Harriet Hoult is an abstract painter with an instinctive approach to her work. Here she tells us about her studio in west London.
My studio is in Petersham, between Richmond Park and the river. It’s a half brick, half wood building hooked onto the side of a house. It’s in a beautiful spot, surrounded by garden and trees. It has a clear plastic roof which natural light pours through. Doors either end open onto the garden, which is lovely in summer as I can get a completely through-breeze. The studio feels very connected to the outside, but it’s a very private space, tucked away from the world.
I paint against a single whitewashed wall on which I stick paper and canvas. The wall and the stone floor are covered in coloured marks and splashes of paint. Tools and bicycles hang on the opposite, wooden wall, but next week I’m clearing this to make additional work space so that I can have more paintings on the go at once. My paints and brushes are on shelves either end of the studio.
I work mainly in acrylic – tube paint and spray paint but I also use collage, oil pastels and watercolour. I paint abstract forms using a lot of colour by building layers of marks made with brushes, my hands, leaves, a saw – whatever I draw inspiration from in the moment. I tend not to plan. I have an image in my head as a starting point and I make some marks in the direction of that original idea – then I feel my way to what the next set of marks will be. It’s a moment-by-moment evolving process.

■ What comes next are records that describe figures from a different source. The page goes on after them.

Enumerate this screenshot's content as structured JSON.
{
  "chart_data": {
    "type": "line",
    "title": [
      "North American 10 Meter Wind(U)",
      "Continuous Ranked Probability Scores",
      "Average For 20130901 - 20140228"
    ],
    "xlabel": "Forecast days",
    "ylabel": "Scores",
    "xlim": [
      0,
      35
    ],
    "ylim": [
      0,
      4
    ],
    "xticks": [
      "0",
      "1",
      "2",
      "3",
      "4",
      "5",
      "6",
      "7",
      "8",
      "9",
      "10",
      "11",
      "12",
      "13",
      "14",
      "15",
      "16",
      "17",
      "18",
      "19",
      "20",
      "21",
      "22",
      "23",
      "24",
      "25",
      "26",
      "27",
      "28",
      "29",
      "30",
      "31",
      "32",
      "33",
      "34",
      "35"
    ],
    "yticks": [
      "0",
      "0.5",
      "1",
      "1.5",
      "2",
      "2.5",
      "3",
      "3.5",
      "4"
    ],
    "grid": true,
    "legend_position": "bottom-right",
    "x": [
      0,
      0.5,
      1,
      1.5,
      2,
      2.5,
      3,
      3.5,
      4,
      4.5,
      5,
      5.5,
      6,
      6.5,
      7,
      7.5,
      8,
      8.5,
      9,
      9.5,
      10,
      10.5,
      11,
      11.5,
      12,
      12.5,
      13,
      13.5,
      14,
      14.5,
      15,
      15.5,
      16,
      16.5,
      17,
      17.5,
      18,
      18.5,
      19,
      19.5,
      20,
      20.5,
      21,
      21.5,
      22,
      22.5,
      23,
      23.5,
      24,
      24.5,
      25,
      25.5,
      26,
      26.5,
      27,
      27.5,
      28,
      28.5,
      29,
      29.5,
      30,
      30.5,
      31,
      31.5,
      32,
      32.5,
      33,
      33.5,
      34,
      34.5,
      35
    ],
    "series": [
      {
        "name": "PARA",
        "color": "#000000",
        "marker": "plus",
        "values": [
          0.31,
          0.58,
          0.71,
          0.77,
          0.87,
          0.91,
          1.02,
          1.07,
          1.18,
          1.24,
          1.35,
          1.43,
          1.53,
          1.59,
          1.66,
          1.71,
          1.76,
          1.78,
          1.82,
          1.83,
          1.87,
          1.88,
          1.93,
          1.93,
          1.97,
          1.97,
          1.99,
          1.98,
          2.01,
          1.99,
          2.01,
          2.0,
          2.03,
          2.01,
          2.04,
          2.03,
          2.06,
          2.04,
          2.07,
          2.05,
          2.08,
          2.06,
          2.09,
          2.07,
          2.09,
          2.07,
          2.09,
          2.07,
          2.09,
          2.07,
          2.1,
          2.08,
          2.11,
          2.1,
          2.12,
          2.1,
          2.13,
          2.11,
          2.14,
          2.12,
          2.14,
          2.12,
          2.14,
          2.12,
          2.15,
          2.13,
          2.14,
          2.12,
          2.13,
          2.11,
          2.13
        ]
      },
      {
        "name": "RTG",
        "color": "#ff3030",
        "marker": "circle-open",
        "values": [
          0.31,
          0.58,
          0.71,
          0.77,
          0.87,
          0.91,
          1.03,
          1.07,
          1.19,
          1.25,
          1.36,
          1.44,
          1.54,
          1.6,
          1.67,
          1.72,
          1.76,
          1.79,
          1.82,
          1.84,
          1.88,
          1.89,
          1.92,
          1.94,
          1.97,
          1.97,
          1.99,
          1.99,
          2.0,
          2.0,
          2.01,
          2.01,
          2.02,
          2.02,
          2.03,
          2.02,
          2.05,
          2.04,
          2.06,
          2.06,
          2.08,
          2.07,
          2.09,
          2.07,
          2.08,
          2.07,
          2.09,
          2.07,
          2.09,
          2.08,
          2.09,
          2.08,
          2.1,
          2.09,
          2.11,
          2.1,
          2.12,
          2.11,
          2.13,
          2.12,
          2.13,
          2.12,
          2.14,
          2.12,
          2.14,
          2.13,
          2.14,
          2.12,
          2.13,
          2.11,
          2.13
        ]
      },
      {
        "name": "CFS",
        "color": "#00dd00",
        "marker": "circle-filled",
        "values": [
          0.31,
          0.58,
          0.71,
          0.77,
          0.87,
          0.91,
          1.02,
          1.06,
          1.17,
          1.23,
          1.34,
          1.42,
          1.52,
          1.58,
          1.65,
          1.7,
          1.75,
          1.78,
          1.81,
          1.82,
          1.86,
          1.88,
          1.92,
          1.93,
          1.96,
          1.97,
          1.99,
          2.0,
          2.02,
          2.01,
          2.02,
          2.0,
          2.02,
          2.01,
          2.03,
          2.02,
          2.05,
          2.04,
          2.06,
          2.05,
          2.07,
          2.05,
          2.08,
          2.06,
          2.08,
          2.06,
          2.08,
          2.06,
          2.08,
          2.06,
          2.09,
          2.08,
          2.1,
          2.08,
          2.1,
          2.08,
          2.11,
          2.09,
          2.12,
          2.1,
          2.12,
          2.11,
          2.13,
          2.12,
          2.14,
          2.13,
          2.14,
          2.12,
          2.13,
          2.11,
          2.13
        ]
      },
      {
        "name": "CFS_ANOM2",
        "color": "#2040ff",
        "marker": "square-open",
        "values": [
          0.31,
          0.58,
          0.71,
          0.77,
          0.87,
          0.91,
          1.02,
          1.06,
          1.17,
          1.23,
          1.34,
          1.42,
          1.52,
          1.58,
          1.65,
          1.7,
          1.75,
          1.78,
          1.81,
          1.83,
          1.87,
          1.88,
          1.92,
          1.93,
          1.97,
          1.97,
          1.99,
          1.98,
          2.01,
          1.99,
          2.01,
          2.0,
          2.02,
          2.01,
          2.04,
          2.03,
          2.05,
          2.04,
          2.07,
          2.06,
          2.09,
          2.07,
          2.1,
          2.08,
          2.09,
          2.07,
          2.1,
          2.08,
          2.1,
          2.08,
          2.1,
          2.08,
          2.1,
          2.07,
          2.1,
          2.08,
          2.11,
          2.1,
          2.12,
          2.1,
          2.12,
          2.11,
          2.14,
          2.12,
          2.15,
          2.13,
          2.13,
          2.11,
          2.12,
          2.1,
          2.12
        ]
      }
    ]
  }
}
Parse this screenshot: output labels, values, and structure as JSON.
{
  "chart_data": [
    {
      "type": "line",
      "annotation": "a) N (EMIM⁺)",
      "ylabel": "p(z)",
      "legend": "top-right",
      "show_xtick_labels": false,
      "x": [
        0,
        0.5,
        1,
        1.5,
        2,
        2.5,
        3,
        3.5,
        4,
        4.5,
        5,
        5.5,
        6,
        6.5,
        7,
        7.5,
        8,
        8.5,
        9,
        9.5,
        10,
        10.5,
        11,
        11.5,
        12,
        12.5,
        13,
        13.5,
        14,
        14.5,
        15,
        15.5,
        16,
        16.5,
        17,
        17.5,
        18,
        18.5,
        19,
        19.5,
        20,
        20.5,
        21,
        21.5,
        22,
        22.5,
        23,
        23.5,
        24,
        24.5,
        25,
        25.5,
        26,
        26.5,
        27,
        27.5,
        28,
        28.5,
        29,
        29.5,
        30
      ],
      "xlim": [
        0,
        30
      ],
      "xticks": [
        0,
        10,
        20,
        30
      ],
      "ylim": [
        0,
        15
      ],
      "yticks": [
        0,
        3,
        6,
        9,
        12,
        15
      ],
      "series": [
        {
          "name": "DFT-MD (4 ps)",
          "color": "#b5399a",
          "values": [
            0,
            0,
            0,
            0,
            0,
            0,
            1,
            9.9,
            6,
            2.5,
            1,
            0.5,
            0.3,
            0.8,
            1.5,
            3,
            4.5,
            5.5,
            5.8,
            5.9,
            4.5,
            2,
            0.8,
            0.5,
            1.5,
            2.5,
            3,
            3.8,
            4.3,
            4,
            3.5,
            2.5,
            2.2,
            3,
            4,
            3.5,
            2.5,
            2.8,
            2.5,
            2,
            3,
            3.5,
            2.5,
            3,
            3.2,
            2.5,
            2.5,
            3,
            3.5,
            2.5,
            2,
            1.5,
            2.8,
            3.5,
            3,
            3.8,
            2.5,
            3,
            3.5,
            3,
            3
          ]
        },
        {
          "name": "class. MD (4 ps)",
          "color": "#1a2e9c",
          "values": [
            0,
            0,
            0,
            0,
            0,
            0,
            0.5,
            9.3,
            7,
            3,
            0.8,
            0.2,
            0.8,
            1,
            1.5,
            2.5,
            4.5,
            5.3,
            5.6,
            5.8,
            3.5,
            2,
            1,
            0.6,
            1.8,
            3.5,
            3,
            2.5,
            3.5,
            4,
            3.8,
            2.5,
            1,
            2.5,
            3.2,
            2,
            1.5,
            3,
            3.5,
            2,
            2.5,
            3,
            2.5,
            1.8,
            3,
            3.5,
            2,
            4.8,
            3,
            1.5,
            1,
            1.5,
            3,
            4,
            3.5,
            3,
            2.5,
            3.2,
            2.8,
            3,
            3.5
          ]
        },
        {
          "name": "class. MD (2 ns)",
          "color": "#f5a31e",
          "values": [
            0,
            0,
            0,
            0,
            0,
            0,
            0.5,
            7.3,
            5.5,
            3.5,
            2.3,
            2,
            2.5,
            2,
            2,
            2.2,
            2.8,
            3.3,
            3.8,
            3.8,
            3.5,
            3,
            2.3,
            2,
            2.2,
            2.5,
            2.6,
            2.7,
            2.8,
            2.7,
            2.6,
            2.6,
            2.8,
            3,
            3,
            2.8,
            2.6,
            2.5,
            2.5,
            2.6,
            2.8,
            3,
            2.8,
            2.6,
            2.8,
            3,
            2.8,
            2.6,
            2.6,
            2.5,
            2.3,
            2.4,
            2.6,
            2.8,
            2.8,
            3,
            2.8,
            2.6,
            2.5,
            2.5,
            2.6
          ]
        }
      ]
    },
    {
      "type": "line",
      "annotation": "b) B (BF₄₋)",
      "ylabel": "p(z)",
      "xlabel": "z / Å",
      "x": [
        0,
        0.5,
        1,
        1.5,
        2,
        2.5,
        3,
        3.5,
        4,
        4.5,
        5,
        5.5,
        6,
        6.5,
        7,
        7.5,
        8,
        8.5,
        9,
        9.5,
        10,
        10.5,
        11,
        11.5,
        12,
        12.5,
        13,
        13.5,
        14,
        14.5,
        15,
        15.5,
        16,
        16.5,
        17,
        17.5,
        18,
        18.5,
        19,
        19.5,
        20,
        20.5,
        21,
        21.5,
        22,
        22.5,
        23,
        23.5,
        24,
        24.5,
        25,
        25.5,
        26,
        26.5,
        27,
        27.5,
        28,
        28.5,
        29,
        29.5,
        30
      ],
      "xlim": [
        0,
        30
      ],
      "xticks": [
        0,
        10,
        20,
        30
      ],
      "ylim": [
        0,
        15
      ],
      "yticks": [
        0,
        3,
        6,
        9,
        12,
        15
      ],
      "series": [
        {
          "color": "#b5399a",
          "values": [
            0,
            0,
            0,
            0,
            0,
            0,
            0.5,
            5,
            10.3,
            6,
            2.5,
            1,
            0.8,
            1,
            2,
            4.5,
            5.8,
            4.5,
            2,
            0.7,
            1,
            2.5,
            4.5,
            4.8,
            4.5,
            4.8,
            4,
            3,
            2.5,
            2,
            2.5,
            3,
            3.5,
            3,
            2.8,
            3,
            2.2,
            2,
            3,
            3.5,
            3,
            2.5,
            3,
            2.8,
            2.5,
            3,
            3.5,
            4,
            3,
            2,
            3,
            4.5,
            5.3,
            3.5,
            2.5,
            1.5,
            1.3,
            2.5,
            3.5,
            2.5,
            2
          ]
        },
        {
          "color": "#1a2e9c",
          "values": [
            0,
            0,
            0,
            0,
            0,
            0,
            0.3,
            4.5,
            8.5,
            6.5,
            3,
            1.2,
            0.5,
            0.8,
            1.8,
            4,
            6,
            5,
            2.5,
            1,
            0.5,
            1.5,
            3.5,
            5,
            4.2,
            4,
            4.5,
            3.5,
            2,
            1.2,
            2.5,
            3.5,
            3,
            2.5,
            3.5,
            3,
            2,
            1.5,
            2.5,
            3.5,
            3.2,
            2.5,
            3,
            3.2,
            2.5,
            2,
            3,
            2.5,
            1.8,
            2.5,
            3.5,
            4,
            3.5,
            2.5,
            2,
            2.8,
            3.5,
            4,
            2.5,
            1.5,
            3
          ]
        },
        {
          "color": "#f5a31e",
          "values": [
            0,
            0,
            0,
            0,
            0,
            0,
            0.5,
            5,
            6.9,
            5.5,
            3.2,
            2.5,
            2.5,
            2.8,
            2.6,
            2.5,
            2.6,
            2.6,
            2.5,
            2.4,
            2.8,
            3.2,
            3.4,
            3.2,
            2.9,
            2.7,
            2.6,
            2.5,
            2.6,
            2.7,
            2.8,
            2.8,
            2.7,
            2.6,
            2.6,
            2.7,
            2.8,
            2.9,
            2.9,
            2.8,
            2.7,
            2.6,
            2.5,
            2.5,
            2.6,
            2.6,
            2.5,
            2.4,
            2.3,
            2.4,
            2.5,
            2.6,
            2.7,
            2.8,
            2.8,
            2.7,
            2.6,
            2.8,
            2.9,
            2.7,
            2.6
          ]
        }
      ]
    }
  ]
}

I’m painting every day at the moment, so I get to the studio by nine. I start by just standing there, getting into the space, looking around, looking at a piece I was working on the day before. Sometimes I can stand there for 20 minutes, tuning into the environment and the piece of work in progress. When I feel ready, I make a mark and the process starts to unfold. I stop for the occasional snack and drink a lot of tea.
A lot of the sounds of nature enter the space but I otherwise tend to paint in silence. Occasionally I will put some music on, but I couldn’t listen to just anything. There are certain tracks that work and they’re generally mellow and evocative (James Blake, Retrograde. Leonard Cohen, Suzanne). Very occasionally I’ll listen to an episode of Desert Island Discs – I find them inspiring portraits of humanity.
A cat called Goldie sits outside all day and sometimes she comes in. A few times I have invited people here, but it’s important they have the right energy because it’s a very sacred space for me. Recently two little girls from next door came in and painted for an hour. One painted a beautiful multi-coloured heart.
My last studio was in a more urban setting and that affected my work. I worked with more fluoro colours there, whereas in this greener space the work – its colours and shapes – is softer. I’ve had a few studios over the years and when I move to a new one I can’t get back what I was creating in the old.
My ideal space would have a big table in it so that I could run workshops where people can come and do their own thing; people who wouldn’t otherwise have a space to do that, or people who are lacking inspiration and can draw it from other people. I have met so many people who want to explore painting or creative expression but who don’t know how to, or who don’t have the space to do it in. I’d love to create that space in a very informal, unstructured way.